«Если мы сами еще одну ночь не будем здесь кантоваться», – хотел сказать Андрей, но вышло – подумал лишь, потому что только взглянул на нее – жена с кривой насильственной улыбкой ждала его ответа – и решил не отвечать.
И молчание между ними длилось еще целый час – до той самой поры, пока они не сели в поезд и он тронулся, с бархатной неслышностью оттолкнув от себя город, и все быстрее, быстрее, мелькая огнями, тенями, чересполосицей тьмы и света, уходя, уносясь от него – к иному, далекому, неотвратимо влекущему.
– Я с тобой в самом деле больше не могу, – сказала жена, кусая губы, мотая назад откинутой головой – возле окна напротив туалета, держась за вихляющийся тонкий поручень, глядя в это все нарастающее мелькание света – тени, света – тени. – Не могу, не могу, не могу!..
Андрей стоял спиной к коридору, закрывая их разговор от взглядов любопытных, держал между пальцами сигарету и не курил – крутил и сыпал табак на пол.
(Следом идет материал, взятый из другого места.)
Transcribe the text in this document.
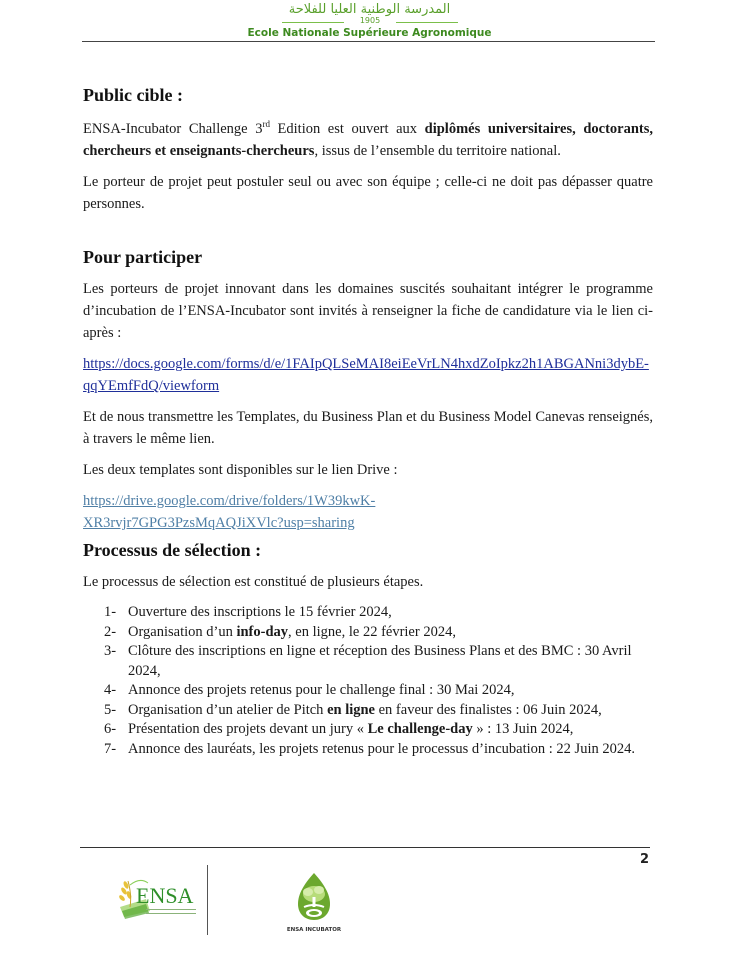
المدرسة الوطنية العليا للفلاحة
1905
Ecole Nationale Supérieure Agronomique
Public cible :

ENSA-Incubator Challenge 3rd Edition est ouvert aux diplômés universitaires, doctorants, chercheurs et enseignants-chercheurs, issus de l’ensemble du territoire national.

Le porteur de projet peut postuler seul ou avec son équipe ; celle-ci ne doit pas dépasser quatre personnes.

Pour participer

Les porteurs de projet innovant dans les domaines suscités souhaitant intégrer le programme d’incubation de l’ENSA-Incubator sont invités à renseigner la fiche de candidature via le lien ci-après :

https://docs.google.com/forms/d/e/1FAIpQLSeMAI8eiEeVrLN4hxdZoIpkz2h1ABGANni3dybE-qqYEmfFdQ/viewform

Et de nous transmettre les Templates, du Business Plan et du Business Model Canevas renseignés, à travers le même lien.

Les deux templates sont disponibles sur le lien Drive :

https://drive.google.com/drive/folders/1W39kwK-
XR3rvjr7GPG3PzsMqAQJiXVlc?usp=sharing
Processus de sélection :

Le processus de sélection est constitué de plusieurs étapes.

1- Ouverture des inscriptions le 15 février 2024,
2- Organisation d’un info-day, en ligne, le 22 février 2024,
3- Clôture des inscriptions en ligne et réception des Business Plans et des BMC : 30 Avril 2024,
4- Annonce des projets retenus pour le challenge final : 30 Mai 2024,
5- Organisation d’un atelier de Pitch en ligne en faveur des finalistes : 06 Juin 2024,
6- Présentation des projets devant un jury « Le challenge-day » : 13 Juin 2024,
7- Annonce des lauréats, les projets retenus pour le processus d’incubation : 22 Juin 2024.
2
ENSA
ENSA INCUBATOR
– Я тоже, пожалуй, – отрывисто, с хрипом сказал он, когда она замолчала.
* * *
Они не разошлись – ни по приезде, ни после; как бы у них там ни было – это просто-напросто невозможно было тогда, ни для нее, ни для него, и то, что нагноилось и прорвалось, подчиняясь новой, зарождающейся жизни, вынуждено было, волей-неволей, кровоточа, обрастая болезненной шелушащейся коркой, заживать, срастаться, и вот подошел срок, и по внутрибольничной телевизионной системе, в дощатой, покрытой лаком кабине, по допотопному телевизору «Луч» Андрей увидел новорожденное свое дитя, тихо посапывающее после материнской сладкой груди в поднявших его к телекамере руках медсестры, а там настала новая пора: мокрых пеленок, сохнущих после стирки по всей квартире, утренних пробежек на молочную кухню, ночного детского крика и плача, бесконечного глажения распашонок, подгузников, косыночек, чепчиков и, наконец, одуряющих, по три на день, по два часа каждая, уличных прогулок – и все, кроме этого, исчезло, словно все то, прошлое, ухнуло разом, бесшумно проломив некую перегородку, в зияющую бесконечной тьмой бездну, и остался лишь твердый, в подплывах мертвого мяса рубец, который даже и не ныл, не напоминал о себе, а только иногда, как настоящий рубец на живой ткани при неловком движении, передергивался вдруг тугой безболезненной судорогой.